My understanding of this issue is that :final int value has a syntax that looks like a local variable type but semantics closer to a type check. This confusion won't come up for the folks who are omitting local variable types with the lint - it will come up for the authors who prefer to include local variable types everywhere, and intended to do the same in a pattern without realizing they were getting a type check instead of a local variable type like they expected.

I think referring to the int in :final int value as a local variable type would cause more problems than it solves.
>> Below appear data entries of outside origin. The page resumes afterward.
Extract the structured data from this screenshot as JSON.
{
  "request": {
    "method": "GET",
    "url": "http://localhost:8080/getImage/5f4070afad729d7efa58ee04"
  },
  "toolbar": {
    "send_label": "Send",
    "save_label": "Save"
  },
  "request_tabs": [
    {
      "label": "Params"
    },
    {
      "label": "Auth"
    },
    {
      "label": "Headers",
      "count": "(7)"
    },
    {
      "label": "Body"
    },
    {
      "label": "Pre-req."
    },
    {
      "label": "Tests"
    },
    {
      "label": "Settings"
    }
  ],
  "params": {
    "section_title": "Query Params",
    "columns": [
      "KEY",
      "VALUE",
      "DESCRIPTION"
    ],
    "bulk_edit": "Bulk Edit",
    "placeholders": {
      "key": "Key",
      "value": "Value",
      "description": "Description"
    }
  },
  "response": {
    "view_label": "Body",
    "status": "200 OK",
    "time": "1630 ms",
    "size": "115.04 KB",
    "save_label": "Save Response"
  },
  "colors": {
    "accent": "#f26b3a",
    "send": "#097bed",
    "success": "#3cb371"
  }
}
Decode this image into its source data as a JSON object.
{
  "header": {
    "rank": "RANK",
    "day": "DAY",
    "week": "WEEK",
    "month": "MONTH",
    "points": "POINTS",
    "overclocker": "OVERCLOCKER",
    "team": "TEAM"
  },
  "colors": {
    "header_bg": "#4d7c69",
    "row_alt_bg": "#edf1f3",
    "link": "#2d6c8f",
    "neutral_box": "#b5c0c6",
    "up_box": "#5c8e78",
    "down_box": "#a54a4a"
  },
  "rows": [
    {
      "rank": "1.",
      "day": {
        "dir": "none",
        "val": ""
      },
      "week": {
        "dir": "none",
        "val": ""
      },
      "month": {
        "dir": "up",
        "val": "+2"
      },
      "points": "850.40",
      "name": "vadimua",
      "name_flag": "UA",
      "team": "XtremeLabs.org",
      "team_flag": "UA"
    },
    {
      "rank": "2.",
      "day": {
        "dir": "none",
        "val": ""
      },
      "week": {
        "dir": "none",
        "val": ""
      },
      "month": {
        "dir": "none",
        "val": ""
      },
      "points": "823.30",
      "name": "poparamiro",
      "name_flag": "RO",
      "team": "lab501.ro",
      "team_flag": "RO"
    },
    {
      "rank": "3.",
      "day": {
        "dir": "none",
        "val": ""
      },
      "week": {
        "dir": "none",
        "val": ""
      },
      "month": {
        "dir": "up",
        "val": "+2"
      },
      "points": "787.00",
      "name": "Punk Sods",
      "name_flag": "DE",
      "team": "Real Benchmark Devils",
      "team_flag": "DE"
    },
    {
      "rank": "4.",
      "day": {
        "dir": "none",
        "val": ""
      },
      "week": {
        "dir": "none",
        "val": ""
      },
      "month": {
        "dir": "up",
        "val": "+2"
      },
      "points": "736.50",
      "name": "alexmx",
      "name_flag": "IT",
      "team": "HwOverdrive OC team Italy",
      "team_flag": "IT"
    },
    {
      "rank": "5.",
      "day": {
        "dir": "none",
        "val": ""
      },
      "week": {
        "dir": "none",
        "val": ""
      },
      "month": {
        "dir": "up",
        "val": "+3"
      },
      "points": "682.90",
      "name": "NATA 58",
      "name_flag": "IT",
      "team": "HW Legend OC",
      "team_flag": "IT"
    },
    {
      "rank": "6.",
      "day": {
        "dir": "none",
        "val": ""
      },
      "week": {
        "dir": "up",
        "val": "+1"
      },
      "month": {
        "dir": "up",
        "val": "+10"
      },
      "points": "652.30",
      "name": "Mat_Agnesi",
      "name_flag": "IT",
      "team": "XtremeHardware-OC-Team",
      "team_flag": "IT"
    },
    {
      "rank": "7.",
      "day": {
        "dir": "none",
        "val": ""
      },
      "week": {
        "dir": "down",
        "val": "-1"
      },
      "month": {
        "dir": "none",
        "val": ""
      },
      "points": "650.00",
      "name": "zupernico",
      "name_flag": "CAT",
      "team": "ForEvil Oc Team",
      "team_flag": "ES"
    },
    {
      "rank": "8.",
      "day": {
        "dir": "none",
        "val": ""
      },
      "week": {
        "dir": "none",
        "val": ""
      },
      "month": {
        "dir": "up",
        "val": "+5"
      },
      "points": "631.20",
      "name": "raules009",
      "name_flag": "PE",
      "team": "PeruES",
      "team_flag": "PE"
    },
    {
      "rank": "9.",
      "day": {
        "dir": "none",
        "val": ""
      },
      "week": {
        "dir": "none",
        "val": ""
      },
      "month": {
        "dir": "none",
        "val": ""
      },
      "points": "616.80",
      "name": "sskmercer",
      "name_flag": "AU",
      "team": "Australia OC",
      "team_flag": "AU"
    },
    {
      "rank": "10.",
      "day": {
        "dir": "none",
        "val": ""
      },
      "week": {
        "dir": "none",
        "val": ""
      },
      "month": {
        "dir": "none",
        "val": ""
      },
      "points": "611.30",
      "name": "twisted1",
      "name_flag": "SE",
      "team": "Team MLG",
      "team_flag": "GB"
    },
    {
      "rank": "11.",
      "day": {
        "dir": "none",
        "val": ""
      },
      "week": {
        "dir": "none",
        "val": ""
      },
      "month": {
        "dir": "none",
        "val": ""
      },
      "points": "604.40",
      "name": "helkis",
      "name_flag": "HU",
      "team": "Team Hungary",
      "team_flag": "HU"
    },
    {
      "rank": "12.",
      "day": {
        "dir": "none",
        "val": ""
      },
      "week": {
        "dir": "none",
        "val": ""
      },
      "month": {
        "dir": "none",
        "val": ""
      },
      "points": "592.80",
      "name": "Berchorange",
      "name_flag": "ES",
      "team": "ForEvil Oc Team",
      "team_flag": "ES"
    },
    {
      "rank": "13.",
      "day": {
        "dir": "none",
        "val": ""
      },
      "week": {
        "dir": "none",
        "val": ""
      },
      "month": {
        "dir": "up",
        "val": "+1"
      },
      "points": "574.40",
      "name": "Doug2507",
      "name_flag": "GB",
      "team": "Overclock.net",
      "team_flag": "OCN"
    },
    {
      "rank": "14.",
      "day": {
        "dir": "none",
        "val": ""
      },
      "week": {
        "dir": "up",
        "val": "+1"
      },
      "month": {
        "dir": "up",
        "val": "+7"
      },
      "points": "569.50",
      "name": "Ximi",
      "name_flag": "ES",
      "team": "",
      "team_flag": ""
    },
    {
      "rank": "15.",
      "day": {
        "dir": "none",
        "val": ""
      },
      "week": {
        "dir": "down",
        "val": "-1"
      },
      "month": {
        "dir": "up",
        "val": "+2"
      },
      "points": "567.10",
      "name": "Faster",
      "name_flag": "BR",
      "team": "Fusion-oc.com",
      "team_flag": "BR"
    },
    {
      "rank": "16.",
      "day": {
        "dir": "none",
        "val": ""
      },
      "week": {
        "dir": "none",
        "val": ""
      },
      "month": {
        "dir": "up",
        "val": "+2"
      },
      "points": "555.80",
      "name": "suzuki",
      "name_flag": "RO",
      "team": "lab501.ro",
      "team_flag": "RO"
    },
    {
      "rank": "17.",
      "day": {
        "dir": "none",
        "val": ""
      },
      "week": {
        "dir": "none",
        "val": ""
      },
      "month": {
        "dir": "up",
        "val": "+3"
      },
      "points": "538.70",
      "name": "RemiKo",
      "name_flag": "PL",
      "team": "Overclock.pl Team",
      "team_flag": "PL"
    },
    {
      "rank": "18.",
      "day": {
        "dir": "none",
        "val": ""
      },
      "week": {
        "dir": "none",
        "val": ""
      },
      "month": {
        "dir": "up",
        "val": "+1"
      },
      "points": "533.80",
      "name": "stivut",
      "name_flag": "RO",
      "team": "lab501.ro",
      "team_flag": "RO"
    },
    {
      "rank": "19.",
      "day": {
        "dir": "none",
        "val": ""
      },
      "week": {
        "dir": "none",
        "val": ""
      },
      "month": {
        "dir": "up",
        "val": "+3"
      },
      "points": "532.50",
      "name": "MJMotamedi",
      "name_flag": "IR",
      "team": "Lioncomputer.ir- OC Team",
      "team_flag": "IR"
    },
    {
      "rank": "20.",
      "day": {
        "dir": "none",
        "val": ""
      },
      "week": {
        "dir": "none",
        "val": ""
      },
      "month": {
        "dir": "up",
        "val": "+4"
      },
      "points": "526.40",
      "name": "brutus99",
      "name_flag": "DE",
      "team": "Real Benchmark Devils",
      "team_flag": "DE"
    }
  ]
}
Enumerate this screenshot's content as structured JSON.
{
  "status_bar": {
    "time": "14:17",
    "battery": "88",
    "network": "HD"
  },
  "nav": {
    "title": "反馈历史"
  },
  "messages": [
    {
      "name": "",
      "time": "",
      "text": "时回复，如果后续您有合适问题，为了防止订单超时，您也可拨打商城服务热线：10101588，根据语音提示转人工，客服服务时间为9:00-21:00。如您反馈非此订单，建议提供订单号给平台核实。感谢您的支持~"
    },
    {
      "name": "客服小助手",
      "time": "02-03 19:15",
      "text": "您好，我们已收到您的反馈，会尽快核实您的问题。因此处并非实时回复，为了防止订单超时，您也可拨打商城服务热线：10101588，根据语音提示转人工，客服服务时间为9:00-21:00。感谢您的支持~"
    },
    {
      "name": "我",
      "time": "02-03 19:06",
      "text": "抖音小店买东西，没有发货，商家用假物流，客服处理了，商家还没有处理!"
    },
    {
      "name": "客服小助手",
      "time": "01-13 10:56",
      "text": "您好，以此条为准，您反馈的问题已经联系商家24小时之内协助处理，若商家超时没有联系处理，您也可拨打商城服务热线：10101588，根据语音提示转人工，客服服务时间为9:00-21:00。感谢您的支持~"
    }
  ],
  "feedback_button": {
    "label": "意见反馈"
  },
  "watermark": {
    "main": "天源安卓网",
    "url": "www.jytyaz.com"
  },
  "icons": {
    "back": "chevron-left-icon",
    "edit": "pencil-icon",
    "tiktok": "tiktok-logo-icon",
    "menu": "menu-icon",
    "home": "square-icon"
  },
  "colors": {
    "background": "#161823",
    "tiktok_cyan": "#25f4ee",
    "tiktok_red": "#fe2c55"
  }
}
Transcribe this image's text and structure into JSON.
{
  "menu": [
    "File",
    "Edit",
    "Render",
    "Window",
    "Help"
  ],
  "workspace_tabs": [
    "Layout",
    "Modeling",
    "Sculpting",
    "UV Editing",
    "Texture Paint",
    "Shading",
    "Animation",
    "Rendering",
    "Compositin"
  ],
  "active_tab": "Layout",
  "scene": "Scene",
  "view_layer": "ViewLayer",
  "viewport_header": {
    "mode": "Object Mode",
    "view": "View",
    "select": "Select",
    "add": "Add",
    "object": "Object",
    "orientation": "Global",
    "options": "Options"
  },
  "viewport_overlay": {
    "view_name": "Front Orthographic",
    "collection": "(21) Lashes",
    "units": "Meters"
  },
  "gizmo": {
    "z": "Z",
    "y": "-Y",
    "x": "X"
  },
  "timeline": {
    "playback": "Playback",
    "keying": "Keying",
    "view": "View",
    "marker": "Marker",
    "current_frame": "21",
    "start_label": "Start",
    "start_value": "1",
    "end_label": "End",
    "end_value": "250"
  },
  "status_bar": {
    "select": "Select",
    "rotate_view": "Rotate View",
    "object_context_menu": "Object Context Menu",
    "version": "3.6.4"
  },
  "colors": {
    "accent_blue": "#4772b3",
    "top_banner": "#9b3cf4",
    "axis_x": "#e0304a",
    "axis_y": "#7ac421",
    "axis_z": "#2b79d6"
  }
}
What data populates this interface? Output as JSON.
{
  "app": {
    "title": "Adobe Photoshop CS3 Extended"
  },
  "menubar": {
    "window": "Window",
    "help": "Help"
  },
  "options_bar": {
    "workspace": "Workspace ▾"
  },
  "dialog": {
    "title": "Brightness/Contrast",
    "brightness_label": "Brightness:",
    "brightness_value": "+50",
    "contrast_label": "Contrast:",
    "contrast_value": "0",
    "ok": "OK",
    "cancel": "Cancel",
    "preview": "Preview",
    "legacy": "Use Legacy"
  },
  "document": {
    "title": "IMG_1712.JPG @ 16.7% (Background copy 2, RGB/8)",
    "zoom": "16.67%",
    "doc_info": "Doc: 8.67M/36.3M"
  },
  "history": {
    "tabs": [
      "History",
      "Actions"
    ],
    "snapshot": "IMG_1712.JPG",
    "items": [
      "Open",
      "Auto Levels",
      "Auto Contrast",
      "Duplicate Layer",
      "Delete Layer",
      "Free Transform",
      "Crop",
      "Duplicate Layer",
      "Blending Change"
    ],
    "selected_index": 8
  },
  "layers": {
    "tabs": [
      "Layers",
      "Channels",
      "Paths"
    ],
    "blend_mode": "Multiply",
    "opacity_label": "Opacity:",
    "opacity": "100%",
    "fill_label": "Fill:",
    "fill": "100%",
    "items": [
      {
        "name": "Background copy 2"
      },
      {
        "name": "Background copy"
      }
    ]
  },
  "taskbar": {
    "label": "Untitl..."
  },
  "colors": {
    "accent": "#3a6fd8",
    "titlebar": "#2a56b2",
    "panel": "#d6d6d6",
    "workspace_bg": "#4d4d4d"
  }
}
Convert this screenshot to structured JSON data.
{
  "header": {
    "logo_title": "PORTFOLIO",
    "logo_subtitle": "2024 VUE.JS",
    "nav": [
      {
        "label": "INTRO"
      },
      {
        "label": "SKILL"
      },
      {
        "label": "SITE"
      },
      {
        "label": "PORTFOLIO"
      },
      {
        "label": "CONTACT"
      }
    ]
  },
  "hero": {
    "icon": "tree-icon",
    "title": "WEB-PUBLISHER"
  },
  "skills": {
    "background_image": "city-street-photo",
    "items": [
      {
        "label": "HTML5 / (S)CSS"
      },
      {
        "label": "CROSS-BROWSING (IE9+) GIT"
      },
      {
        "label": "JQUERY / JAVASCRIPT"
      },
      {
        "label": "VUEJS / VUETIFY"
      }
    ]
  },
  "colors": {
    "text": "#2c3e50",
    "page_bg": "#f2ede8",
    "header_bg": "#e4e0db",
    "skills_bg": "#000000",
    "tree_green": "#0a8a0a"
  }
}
munificent commented 6 months ago

My understanding of this issue is that :final int value has a syntax that looks like a local variable type but semantics closer to a type check.

It's both. In an irrefutable context (pattern variable declaration, pattern for statement, etc.) it's a local variable type with no implied type test. In a refutable context (switch case, if-case, etc.) it is both a local variable type and a type test.

Overloading the syntax to mean different things in different contexts is definitely not a perfect solution, but it seemed the least bad of the alternatives.

This confusion won't come up for the folks who are omitting local variable types with the lint - it will come up for the authors who prefer to include local variable types everywhere, and intended to do the same in a pattern without realizing they were getting a type check instead of a local variable type like they expected.

...All the more reason to follow the recommended guidance and not write types for your local variables. :)

The nice thing about consistently omitting the types when they are redundant is that it clarifies that every written type is not redundant: it's an upcast, or a type test, or needed for inference, etc.

natebosch commented 6 months ago

I'd be in favor of an unnecessary type check diagnostic for :final int value (I think this syntax is only possible in refutable contexts) and omit_local_variable_types for :int value in assignment contexts.